As former sugar workers in Berbice continue to face financial struggles following the closure of two estates for almost one year, the Saraswati Vidya Niketan (SVN) provided 75 of their children with $10,000 each towards their education.
The money was part of a fund that the SVN, a Hindu school on the West Coast of Demerara, recently launched with the aim of aiding the “most vulnerable students who have either dropped out of school or at the risk of doing so.”
Students would also be supported through the fund for “at least one academic year starting with the current school term.”
Principal of the school, Swami Aksharananda, along with some sixth form students traveled to Berbice last Wednesday to make the presentation at an event held at Sukhpaul’s Gas Station at Corriverton.
The principal said that with the help of community workers and teachers, some 100 students have already been identified to receive assistance.
The students, mainly from Line Path Secondary, Lutheran High School, Tagore Secondary and Canje Secondary at Rose Hall, Canje qualified for the assistance after filling application forms and providing student verification.

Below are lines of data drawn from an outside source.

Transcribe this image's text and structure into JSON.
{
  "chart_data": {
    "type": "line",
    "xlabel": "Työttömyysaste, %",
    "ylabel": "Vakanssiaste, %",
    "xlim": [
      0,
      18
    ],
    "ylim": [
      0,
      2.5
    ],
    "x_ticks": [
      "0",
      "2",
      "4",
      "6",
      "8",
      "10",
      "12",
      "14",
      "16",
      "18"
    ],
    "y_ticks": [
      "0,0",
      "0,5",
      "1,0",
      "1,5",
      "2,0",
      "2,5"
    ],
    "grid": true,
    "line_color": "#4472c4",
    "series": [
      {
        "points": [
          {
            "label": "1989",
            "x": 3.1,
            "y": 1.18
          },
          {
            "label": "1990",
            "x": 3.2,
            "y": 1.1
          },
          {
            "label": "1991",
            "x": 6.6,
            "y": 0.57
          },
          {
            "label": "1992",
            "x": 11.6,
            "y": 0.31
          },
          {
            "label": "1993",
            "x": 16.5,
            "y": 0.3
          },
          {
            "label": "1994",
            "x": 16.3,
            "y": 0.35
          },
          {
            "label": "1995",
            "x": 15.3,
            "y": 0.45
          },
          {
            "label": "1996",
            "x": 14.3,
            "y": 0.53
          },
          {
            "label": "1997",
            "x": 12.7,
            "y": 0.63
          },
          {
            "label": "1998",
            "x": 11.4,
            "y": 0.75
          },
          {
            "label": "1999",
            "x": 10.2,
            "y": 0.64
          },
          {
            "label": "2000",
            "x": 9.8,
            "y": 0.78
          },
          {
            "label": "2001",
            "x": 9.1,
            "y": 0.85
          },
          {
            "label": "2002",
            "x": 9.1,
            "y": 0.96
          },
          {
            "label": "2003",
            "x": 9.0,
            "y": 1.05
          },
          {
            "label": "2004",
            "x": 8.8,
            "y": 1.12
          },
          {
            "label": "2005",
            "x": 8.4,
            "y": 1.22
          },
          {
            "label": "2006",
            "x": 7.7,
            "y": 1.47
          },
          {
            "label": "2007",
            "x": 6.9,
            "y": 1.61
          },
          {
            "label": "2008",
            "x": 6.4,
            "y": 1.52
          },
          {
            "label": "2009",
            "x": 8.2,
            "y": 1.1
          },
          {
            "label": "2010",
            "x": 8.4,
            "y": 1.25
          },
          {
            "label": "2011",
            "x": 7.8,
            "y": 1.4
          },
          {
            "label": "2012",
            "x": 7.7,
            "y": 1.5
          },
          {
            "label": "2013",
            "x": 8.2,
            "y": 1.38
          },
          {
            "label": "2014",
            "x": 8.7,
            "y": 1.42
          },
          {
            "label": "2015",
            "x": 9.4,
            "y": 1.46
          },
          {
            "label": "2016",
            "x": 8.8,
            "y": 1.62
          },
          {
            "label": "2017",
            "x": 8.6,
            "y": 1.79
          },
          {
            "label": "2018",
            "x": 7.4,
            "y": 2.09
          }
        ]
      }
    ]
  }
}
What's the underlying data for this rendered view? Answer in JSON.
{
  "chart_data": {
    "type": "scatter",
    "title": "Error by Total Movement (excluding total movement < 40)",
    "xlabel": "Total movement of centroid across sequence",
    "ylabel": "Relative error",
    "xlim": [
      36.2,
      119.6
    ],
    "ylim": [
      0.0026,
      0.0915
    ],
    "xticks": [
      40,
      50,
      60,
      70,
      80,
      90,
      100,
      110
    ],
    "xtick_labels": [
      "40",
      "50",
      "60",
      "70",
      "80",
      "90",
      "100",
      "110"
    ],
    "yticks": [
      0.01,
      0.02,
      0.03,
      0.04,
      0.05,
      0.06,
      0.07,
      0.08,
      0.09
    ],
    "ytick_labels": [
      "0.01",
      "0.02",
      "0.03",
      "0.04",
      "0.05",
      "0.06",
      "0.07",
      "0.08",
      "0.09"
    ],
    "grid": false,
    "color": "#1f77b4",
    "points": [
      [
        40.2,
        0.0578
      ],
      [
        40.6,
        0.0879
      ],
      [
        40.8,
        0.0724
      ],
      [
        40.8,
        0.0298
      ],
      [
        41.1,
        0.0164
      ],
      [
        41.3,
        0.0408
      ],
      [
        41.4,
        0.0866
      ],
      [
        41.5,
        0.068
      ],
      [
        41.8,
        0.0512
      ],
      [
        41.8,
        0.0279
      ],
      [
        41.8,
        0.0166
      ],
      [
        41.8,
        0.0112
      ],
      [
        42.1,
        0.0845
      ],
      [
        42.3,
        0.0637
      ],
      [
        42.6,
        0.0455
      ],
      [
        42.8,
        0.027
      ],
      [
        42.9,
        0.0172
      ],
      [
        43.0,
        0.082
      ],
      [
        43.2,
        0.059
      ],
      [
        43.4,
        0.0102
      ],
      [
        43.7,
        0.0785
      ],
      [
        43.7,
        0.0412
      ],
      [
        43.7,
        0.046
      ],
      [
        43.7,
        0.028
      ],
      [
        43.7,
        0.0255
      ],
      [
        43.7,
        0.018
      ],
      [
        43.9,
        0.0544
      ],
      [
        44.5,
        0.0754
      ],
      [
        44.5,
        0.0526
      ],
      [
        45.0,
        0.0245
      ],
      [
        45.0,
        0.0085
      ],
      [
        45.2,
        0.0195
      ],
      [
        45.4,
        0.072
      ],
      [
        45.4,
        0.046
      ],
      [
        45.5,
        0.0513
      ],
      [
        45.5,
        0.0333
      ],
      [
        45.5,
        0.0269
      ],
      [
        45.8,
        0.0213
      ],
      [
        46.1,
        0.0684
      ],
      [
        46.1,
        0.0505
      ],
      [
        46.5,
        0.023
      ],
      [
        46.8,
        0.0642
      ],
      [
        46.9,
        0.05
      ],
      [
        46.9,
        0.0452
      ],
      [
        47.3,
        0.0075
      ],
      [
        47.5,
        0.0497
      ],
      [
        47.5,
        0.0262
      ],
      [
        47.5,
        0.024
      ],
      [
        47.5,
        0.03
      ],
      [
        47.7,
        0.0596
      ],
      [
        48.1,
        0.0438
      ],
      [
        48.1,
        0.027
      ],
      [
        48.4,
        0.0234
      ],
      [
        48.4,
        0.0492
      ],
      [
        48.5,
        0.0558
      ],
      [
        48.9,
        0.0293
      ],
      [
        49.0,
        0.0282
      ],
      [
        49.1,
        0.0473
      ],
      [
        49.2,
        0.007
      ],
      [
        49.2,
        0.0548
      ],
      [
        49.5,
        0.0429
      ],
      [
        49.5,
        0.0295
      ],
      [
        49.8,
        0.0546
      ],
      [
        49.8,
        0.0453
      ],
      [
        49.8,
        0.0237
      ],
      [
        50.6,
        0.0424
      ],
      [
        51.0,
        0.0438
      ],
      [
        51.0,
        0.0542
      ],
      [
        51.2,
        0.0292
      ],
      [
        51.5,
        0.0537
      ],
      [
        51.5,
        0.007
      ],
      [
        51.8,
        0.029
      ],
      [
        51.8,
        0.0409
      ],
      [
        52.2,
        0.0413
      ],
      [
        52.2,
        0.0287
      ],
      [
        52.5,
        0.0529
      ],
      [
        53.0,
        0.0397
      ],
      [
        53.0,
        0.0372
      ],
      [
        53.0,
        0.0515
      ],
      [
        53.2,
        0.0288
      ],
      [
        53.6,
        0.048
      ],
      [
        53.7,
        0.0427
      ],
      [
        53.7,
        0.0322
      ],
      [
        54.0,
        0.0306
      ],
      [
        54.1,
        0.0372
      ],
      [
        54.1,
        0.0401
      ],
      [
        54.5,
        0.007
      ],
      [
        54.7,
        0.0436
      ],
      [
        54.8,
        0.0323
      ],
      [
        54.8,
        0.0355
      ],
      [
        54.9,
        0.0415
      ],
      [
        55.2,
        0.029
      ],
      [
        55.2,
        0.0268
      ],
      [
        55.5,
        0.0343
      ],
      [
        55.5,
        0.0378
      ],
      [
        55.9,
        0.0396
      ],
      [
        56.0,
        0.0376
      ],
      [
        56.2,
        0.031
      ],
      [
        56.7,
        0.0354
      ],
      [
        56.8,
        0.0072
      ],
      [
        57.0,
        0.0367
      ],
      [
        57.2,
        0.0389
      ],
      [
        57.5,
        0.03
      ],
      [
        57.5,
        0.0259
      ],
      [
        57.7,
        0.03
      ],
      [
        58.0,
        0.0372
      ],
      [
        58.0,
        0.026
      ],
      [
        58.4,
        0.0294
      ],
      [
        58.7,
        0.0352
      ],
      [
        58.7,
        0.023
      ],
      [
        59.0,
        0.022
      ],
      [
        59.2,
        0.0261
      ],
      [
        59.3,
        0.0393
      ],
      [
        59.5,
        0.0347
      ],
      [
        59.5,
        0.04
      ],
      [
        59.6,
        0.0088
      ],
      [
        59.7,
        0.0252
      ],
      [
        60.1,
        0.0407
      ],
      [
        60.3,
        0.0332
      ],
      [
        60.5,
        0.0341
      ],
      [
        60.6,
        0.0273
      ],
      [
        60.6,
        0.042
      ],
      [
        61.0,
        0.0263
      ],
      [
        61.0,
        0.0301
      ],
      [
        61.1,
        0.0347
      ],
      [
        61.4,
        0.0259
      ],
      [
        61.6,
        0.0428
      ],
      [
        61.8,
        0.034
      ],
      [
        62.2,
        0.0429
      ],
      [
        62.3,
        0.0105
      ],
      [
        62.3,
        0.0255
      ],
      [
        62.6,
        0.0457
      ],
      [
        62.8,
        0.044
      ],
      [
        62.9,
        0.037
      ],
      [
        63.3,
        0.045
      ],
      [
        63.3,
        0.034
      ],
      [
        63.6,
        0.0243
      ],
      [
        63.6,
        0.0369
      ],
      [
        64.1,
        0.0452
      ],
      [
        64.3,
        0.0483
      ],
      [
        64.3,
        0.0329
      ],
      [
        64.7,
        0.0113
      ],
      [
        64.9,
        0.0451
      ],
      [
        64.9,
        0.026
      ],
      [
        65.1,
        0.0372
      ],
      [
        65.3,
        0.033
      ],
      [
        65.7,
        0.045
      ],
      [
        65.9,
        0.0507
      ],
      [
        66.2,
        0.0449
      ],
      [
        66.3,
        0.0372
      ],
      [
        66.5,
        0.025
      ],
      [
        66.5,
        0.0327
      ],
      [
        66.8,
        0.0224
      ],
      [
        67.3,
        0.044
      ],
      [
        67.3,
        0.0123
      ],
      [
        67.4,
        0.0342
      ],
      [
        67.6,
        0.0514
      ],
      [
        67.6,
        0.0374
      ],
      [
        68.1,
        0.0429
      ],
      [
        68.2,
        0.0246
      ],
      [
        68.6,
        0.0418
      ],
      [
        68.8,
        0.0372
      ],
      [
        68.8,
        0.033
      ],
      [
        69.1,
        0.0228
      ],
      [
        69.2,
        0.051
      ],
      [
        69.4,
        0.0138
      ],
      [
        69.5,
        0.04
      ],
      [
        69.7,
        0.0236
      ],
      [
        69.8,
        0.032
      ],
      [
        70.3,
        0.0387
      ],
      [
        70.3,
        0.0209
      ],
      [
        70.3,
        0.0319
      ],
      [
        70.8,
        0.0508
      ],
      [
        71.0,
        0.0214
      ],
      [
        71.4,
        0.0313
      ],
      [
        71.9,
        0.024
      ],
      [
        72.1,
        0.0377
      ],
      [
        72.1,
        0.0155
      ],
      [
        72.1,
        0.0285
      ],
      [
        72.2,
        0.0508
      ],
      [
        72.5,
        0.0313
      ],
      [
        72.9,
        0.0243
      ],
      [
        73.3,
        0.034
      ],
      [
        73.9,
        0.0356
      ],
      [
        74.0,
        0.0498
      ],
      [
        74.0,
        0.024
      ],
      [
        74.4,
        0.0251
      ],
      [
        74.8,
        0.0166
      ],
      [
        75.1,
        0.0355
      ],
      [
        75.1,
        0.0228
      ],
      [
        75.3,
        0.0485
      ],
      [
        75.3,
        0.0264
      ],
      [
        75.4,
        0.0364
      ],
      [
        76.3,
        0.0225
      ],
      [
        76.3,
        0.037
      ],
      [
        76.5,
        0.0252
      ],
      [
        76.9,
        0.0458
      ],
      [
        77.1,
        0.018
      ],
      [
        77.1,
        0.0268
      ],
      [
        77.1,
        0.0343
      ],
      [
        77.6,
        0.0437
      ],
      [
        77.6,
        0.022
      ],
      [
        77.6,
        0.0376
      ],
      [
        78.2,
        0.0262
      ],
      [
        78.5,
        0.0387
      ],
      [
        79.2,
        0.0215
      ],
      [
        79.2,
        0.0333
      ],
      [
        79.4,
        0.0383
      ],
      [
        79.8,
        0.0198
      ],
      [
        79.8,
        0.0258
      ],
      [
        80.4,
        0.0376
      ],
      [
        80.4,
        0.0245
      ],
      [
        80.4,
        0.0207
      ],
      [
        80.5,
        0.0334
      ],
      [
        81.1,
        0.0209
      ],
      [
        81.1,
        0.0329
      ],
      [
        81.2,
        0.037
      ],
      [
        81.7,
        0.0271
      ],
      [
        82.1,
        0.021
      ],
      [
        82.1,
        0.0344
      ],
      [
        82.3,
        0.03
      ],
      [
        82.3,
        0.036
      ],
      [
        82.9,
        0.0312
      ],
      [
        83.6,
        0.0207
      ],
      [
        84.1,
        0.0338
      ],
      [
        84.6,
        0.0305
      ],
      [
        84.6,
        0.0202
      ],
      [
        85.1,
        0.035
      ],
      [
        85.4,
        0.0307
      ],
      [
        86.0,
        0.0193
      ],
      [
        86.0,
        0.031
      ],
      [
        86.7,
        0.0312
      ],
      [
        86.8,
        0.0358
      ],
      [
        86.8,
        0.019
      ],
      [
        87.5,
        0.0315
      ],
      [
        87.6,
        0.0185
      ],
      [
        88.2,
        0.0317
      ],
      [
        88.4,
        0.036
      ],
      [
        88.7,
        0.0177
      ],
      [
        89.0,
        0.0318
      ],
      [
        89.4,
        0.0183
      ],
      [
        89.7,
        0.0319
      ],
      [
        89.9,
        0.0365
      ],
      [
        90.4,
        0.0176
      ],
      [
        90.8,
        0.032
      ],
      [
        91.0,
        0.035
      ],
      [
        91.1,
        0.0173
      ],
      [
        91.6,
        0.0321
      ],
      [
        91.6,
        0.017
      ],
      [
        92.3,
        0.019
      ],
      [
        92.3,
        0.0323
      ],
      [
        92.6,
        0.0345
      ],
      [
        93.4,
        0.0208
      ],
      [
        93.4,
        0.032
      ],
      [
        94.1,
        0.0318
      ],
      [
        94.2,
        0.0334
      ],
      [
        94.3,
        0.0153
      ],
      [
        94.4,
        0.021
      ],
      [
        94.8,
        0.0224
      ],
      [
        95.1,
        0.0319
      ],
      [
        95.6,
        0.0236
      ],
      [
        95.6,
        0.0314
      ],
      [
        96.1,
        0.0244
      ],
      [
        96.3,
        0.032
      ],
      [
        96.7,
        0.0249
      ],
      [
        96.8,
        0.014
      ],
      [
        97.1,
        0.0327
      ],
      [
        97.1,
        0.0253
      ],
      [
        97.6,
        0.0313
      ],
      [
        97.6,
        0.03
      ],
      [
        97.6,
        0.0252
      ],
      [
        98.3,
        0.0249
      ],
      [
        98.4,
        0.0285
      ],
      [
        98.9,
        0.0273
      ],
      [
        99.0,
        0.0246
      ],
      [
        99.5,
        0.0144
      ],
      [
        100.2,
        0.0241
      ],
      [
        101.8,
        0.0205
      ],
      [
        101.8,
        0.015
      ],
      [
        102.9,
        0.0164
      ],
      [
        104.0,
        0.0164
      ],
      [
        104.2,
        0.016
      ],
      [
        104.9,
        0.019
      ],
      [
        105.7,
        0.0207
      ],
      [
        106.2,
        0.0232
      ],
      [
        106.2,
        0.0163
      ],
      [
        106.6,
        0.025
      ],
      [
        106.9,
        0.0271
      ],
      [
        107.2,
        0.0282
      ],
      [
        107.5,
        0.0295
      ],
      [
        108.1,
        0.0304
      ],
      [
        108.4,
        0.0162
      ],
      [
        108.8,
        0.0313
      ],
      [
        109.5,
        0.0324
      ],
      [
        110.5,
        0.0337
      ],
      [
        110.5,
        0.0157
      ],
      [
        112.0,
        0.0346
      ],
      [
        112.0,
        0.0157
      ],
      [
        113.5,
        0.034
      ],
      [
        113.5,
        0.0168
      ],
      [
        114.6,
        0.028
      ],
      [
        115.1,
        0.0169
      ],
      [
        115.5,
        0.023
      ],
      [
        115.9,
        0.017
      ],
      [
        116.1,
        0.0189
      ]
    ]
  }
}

The fund is mainly for high school students but some from the primary level also benefitted from the same amount. The students would also receive more cash “later in the year to complete this term’s commitment.”
According to the principal, SVN saw the need to step in and take action since the workers have not yet received the full severance benefits that they were promised.
“Whatever the politics or economics of the situation, the fact is that the communities [that are] directly dependent on the estates are hurting,” he said.
“We have been following the situation for months now, and it is evident that the crisis is affecting the ability of parents to send their children to school.”
He pointed out too: “Whoever is acquainted with the rhythm of the life on the sugar estates knows that whatever workers save during the harvesting season is used up [during the] ‘out of crop [season]’.”
Swami Aksharananda said: “Funding for the project so far has been provided by SVN itself and its students.
In addition to what the school has put aside, the students have each committed to give one thousand dollars per term for the current school year 2018-19.”
The SVN “wishes to thank Pandit Rangaswami from #73 Village Corentyne, well-known community activist and leader, Mr. Hari Behari, and Mr. Surin Sukhpal for their assistance,” he said.